Why Working Capital Is Important?
Working capital is a key metric used by Wall Street to measure public company performance. Meanwhile, a lot of CEOs emphasized to deploy balance sheet more aggressively. One of the key approaches is working capital management. Well managed working capital helps to maintain a solid balance sheet and strong credit rating. Any cash occupied in working capital doesn’t help us to invest or return value to shareowners thus we must continue to reduce working capital so as to increase free cash flow. On the other hand, good working capital performance is indicative of a well-run business since working capital is the amount of cash tied up in the day-to-day operations of a business. It involves the whole cash cycle and operating cycle.
How Working Capital Being Measured?
Working capital equals current assets minus current liability. That is Accounts Receivable (AR) plus inventory minus Accounts Payable (AP) and Advances.
The efficiency of Working Capital is measured by working capital 13-point turns. It equals 12 months rolling sales divide average 13-month working capital balance. The quicker on turns, the wiser on working capital uses.
Working capital is also being measured by the following key metrics.
Days Sales Outstanding (DSO)
Number of Days Sales Contained in Accounts Receivables Balance, Includes Unbilled, Advances and bank draft. It indicates whether collecting from customers is fast enough.
Days of Supply (DOS)
Number of Days Cost of Goods Sold (COGS) Contained in Inventory Balance. It indicates how fast the inventory is turned into sales.
Days’ Purchases in Payables (DPP)
Number of Days COGS Contained in Accounts Payables Balance. It indicates whether paying suppliers is too fast or too slow.
The Cash Conversion Cycle (CCC) = DSO + DOS – DPP
Working Capital Management Best Practices Sharing
Leadership Focus
Finance team provide the analysis of working capital Key Performance Indicators (KPI) and trends monthly. These KPIs are reviewed by senior management in business operation review meeting monthly. Any identified issues will be taken quick actions. Furthermore, General Manager and business leaders lead top Accounts Receivable review by customer weekly.

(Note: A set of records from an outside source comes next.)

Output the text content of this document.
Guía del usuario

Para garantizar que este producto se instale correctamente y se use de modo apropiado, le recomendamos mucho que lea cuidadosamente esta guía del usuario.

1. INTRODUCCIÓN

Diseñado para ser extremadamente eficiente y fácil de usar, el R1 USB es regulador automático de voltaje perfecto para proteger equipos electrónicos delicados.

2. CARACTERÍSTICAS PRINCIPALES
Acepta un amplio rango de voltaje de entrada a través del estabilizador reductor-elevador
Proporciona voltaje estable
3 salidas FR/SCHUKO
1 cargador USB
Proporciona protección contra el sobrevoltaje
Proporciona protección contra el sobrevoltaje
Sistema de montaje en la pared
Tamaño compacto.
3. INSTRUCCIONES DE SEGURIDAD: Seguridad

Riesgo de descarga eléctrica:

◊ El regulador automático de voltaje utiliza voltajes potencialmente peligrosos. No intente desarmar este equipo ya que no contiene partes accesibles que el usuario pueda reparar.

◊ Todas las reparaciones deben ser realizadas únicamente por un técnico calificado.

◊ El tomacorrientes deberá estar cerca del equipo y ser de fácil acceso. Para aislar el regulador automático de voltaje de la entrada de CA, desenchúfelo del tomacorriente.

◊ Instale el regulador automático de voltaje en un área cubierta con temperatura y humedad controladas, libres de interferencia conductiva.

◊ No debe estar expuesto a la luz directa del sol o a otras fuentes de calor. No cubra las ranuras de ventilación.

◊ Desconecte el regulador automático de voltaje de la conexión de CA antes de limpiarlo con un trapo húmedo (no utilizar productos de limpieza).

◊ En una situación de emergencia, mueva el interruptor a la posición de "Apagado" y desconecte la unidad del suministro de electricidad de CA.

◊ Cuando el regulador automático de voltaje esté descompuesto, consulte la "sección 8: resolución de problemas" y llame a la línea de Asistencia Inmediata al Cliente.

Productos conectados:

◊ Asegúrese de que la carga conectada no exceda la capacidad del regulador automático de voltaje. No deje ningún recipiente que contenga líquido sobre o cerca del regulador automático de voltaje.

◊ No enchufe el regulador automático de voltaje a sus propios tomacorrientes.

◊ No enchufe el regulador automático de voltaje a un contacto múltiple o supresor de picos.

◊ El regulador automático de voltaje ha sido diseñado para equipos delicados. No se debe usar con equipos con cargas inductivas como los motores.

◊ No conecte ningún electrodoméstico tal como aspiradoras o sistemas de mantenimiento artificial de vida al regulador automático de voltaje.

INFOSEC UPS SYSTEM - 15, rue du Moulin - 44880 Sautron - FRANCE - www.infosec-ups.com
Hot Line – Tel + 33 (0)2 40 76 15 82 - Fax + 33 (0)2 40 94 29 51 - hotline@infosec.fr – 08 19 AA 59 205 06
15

Cross-Function Cooperation
The engagement from various teams helps to improve working capital efficiency greatly, especially on AR and inventory management. For example, commercial finance team work with Customer to Cash (C2C) team on contract early stage negotiation and credit check. It ensures the payment term can better negotiate and review before contract is signed and avoid doing business with high risk customers as well. Furthermore, milestone control is enhanced too. Down payment is requested for all contracts, say 10%-30%, it not only helps on working capital but also reduces risk of company. Moreover, cap on key milestones, such as Site Acceptance Testing (SAT) is stipulated in the contract to be either SAT signed or 6 months from shipment whichever is earlier, it helps to avoid disputes in the future and provide a clear base of on time billing.
Another example of cross function cooperation is from Sales Inventory Operation Plan (SIOP) and key projects tracking. It involves Order Management Team (OMT), Supply Chain, business leaders, and finance. The well communicated demand plan, production plan, and supply plan ensure correct inventory forecast, on-time delivery and consistent quality.
Along with macro economy recession in recent two years, more and more customers are facing cash liquidity challenges and paying by bank draft. Bank draft is not cash, it is just another kind of account receivable until it matures. Moreover, the company takes the risk that those unqualified bank drafts can’t turn into cash. The company needs to be strict with bank draft policy & execution and work with procurement to endorse bank drafts received to top suppliers if possible. It will further help the company future working capital efficiency.
Conclusions
Good working capital management is the result of strong processes. In real business, we can’t concentrate on one or two metrics health but neglect other factors. All metrics need to be well balanced. For example, we can involve 3rd party agent to collect long aging past due. However, we need to consider it carefully if it is really necessary since it will damage customer relationship.